The unit, established in April this year, could be closed down by this autumn because it has been funded for only six months, PRWeek has learned.

The future of the government's new rapid response unit is doubt (Pic credit: Shutterstock)
The future of the government's new rapid response unit is doubt (Pic credit: Shutterstock)

If the unit quietly closes it will be a blow to Alex Aiken, executive director of the Government Communication Service.

Only last month Aiken paid tribute to the progress made by the unit, which sits under the GCS within the Cabinet Office.

An important component of its work is dealing with disinformation – which is also a core task of the national security communications team.

And while the latter comprises 10 civil servants, the rapid response unit has just five staff dedicated to it.

There is no mention of the rapid response unit in the national security capability review, published earlier this year, which made it clear that the comms priority was to expand the national security comms team.

PRWeek has established that the unit is funded only until October and that its future remains undecided.
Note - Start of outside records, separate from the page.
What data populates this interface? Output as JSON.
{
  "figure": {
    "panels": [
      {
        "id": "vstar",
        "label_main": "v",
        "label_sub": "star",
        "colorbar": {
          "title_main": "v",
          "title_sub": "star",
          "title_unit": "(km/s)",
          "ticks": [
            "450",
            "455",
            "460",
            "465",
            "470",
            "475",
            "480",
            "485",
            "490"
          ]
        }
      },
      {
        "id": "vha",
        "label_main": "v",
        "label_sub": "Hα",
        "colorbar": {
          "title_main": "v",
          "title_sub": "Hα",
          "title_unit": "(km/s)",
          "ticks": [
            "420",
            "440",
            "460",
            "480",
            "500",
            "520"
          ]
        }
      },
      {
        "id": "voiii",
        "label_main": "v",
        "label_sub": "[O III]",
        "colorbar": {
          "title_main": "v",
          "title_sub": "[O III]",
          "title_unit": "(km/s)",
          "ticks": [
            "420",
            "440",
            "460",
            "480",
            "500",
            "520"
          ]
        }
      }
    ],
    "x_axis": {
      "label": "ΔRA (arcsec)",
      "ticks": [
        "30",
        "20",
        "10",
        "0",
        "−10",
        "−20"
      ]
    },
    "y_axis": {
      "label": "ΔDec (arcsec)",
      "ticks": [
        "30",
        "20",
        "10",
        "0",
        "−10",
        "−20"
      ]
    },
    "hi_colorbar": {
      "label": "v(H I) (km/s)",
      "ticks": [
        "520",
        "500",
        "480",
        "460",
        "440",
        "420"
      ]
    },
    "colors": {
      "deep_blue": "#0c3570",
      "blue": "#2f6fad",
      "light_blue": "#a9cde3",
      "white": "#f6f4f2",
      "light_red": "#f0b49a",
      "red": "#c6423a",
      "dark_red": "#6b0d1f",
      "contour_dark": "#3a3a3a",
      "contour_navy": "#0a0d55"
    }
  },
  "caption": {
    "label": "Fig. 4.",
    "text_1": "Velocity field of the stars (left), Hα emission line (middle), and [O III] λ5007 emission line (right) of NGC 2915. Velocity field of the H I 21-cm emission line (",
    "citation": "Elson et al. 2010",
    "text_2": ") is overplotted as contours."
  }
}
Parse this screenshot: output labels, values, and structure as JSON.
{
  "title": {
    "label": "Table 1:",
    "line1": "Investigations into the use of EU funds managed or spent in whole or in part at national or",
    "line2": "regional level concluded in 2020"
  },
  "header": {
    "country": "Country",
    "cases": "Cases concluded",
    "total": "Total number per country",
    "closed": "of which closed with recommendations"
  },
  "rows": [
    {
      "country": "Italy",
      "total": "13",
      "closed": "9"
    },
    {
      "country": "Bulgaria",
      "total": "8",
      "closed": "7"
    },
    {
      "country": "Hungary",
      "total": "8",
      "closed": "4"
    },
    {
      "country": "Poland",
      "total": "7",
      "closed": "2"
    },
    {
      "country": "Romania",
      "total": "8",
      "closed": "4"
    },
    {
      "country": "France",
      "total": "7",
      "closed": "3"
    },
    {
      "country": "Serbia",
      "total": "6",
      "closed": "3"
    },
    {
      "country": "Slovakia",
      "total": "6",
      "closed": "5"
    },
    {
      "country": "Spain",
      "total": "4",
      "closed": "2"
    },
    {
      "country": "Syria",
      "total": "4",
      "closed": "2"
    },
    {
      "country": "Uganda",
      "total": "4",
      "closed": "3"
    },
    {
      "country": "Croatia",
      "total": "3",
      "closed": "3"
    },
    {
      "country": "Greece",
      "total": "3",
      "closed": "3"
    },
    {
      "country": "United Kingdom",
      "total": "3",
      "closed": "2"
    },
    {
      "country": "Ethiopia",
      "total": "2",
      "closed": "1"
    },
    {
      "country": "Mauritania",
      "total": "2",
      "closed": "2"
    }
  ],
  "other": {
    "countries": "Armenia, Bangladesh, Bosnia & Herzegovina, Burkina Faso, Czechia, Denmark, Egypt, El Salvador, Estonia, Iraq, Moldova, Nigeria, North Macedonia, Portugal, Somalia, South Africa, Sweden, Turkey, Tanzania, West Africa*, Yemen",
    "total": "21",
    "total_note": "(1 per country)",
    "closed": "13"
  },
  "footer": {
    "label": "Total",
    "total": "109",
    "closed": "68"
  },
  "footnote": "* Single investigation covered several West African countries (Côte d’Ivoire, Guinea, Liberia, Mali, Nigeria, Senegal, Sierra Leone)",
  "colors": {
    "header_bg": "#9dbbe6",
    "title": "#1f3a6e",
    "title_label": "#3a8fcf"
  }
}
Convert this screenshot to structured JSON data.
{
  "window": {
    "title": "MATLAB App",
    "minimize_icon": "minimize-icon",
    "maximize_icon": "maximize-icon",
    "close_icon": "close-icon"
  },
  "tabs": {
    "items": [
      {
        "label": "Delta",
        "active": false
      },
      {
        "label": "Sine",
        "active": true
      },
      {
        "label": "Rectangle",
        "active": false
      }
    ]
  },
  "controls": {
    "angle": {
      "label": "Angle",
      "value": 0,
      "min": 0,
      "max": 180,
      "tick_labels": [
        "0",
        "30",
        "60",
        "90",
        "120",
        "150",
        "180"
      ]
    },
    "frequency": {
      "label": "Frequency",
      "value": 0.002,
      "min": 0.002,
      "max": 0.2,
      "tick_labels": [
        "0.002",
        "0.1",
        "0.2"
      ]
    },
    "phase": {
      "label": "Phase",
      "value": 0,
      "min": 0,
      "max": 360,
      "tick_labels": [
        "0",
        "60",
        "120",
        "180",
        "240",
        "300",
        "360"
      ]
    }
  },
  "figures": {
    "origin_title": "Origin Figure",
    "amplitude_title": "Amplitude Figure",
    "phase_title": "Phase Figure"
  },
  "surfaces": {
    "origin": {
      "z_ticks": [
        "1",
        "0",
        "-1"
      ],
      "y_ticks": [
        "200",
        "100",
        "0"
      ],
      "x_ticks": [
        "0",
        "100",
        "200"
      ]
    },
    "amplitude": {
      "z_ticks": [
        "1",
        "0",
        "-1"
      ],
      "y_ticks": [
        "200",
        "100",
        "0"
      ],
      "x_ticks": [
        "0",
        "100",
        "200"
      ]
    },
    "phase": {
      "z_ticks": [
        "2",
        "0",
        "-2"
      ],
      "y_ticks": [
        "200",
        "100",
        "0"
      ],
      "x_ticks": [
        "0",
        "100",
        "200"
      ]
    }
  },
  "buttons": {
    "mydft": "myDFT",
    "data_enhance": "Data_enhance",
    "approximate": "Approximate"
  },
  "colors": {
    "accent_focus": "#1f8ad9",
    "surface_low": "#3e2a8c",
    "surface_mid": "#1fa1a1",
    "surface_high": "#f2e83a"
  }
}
Officials plan to draw up options for its continued operation in due course.

The level of investment in the small unit stands in stark contrast to Aiken’s claim earlier this year that "Hostile states such as Russia reportedly spend between $600m and $1bn annually in sophisticated disinformation campaigns."

Doubt over the unit's continued funding has drawn criticism.

A former senior government comms director told PRWeek: "It seems absurd to attempt this for just six months and then abandon it. At a time when social media is spreading fake news at a faster and faster rate, government really needs to have this capability. There should be funding on an ongoing basis and it should be a priority."

Jon Trickett MP, shadow minister for the Cabinet Office, said: "With only six months of funding, the public could draw the conclusion that the Prime Minister’s fake news unit was just a PR exercise rather than a serious policy initiative."

Cabinet Office minister Chloe Smith MP has described how the unit "monitors news and information being shared and engaged with online, including misinformation and disinformation. It identifies emerging issues and ways to collaborate across Whitehall to respond quickly, accurately and with integrity."

She pledged in June: "We will be publishing blogs on the GCS website, outlining the progress of the unit."

Since then there has been just one blog post, last month, in which Aiken introduced the work of the unit. An example of its activities was its response to stories in April about murder rates in London overtaking those of New York for the first time.

He commented: "Action needed to be taken to prevent panic and provide reassurance in the face of these alarmist news stories. The unit activated social media content which helped to rebalance the narrative and reassure those who were most engaged with the topic."

A Cabinet Office spokesperson told PRWeek that "options for [the RRU's] continued operation will be drawn up in due course".